A technology and ‘colour’-agnostic approach, increased alignment and collaboration between industry and government and the establishment of realistic export targets will be keys to WA becoming an internationally competitive hydrogen producer – according to a new position paper released by the Chamber of Minerals and Energy of WA.
The report, titled Towards Competitive Clean Hydrogen, examines the opportunities and challenges associated with WA’s aspirations to establish itself as a globally significant producer of clean hydrogen.
CME’s report examines nascent development pathways and global hydrogen use case examples, informed by competitiveness analysis by Australian Venture Consultants.
“Hydrogen has certainly become a high-profile commodity in recent times – and there are numerous CME member companies which are moving rapidly into that space,” CME Director of Policy and Advocacy Rob Carruthers said.
“It’s easy to see why hydrogen has captured the imagination. It’s a versatile commodity that can carry stored energy or be converted into energy, and it produces no greenhouse gas emissions when it is used or burnt.
“The WA mining and resources sector is one of a number of industries that is strongly focused on decarbonisation, and the significant potential for hydrogen to assist with that endeavour offers up a range of exciting opportunities for a state like WA.”
There are a wide variety of initiatives at both levels of government geared around hydrogen, including the Western Australian Renewable Hydrogen Strategy at a State level and National Hydrogen Strategy being pursued federally.
“We welcome the strong interest of both the WA and Federal Governments in hydrogen,” Mr Carruthers said.
“It’s clear that governments are on the front-foot in promoting these opportunities, and industry for its part is well advanced through various investments in research pilots and assessing prospective large-scale hydrogen developments from the top to the bottom of WA – and also across Australia.”
However, as the report outlines, those opportunities will only be realised in a competitive and timely fashion with an even greater focus on collaboration between industry and the State and Federal Governments.
“Given how competitive global hydrogen markets currently are and will continue to be, it’s vital to have aligned and well-targeted support from government that encourages the establishment of WA as a user, producer and exporter of competitive, low-cost, reliable and clean hydrogen,” Mr Carruthers said.
“A number of recommendations in our report identify the form this support could take.
“This includes accelerating the establishment of hydrogen hubs to facilitate technological development and shared learnings, the development of a practical multi-purpose land use framework in WA that supports both hydrogen development and other high value uses, and the need for State and Federal alignment on certification for low-emissions hydrogen.
“Important to this is to ensure that we are technology agnostic, with the focus instead on ensuring the delivery of cost-competitive production, transportation and use cases that also, critically, provide certainty for decarbonisation pathways in line with national and State goals.”
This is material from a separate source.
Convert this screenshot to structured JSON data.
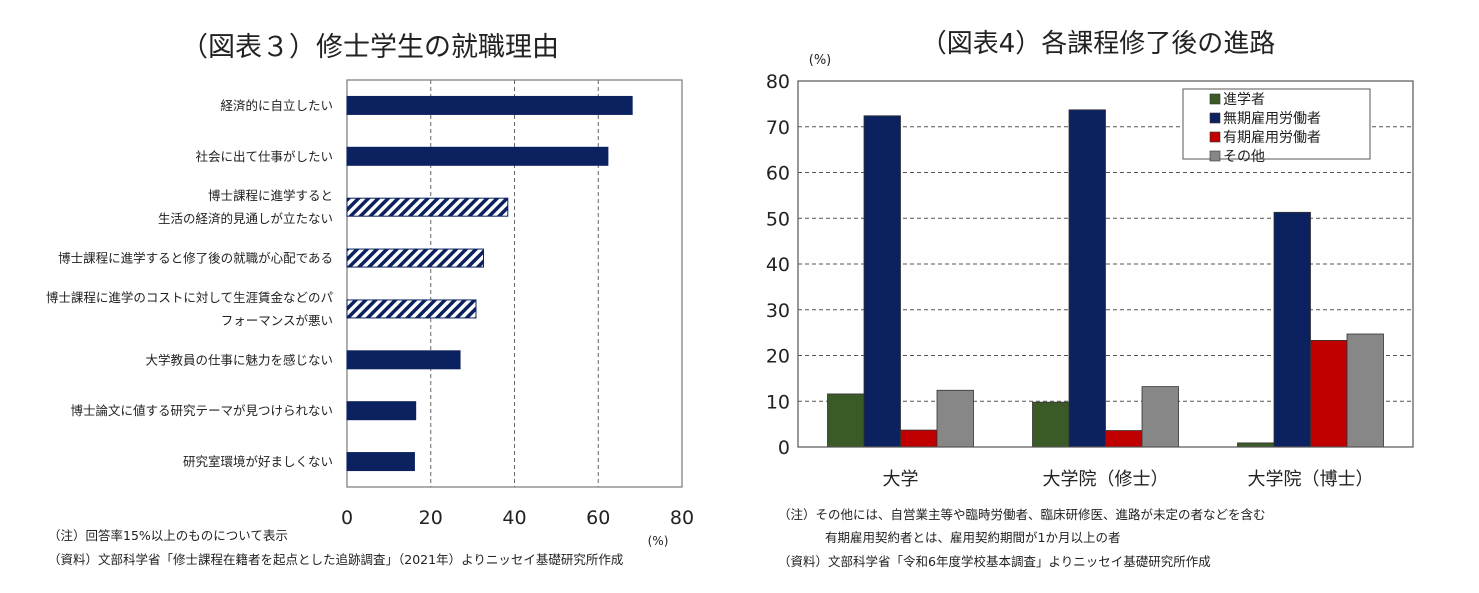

Mr Carruthers said another aspect of developing a WA hydrogen industry highlighted in the report was the requirement for a timely yet realistic and iterative development approach.
“Hydrogen is a very busy space – one in which WA is now competing with other states in Australia and also countries around the world that are eyeing off similar opportunities,” Mr Carruthers said.
“Middle Eastern countries such as Qatar, Oman and UAE are likely to be significant competitors when it comes to hydrogen – as they currently are in the global LNG market – and it’s crucial that WA keeps pace.
“There also needs to be a realisation that hydrogen isn’t like LNG or iron ore where WA is at a competitive advantage simply because of its resources and reserves. Hydrogen can be produced anywhere around the world.
“We do have many things that will help – including land that could be made available to build large-scale renewable energy generation plants, high solar irradiance and plentiful wind resources – but these don’t provide a clear absolute, competitive, or comparative advantage.
“Our strong existing industry presence and upstream operational predominance in WA may be helpful in attracting investment and be a source of advantage compared to other jurisdictions.”
Mr Carruthers said demand identification for end uses of WA-produced hydrogen was another key element explored in the report.
“There is a pathway being established for blending hydrogen into our existing natural gas networks and using hydrogen for domestic ammonia production, for example. However, as it stands WA’s domestic demand is comparatively small, and we therefore need to explore opportunities to build on this and also look further afield for trade partners who would be interested in sources of large-scale hydrogen,” he said.
“As our paper outlines, Japan is a natural fit for hydrogen exports due to its long-time interest in incorporating hydrogen in its fuel mix, including increasing the uptake of hydrogen fuel cell electric vehicles (HFCEVs), and the strong LNG relationship it holds with WA.
“Similarly, South Korea looms as a potentially attractive trade partner because of its targets around increasing the number of HFCEVs and refuelling stations to support local manufacturing.”
“Both Japan and South Korea are excellent examples of long- term, mutually beneficial trade partnerships for Western Australia, which have the further potential to expand into hydrogen export in the decades to come.”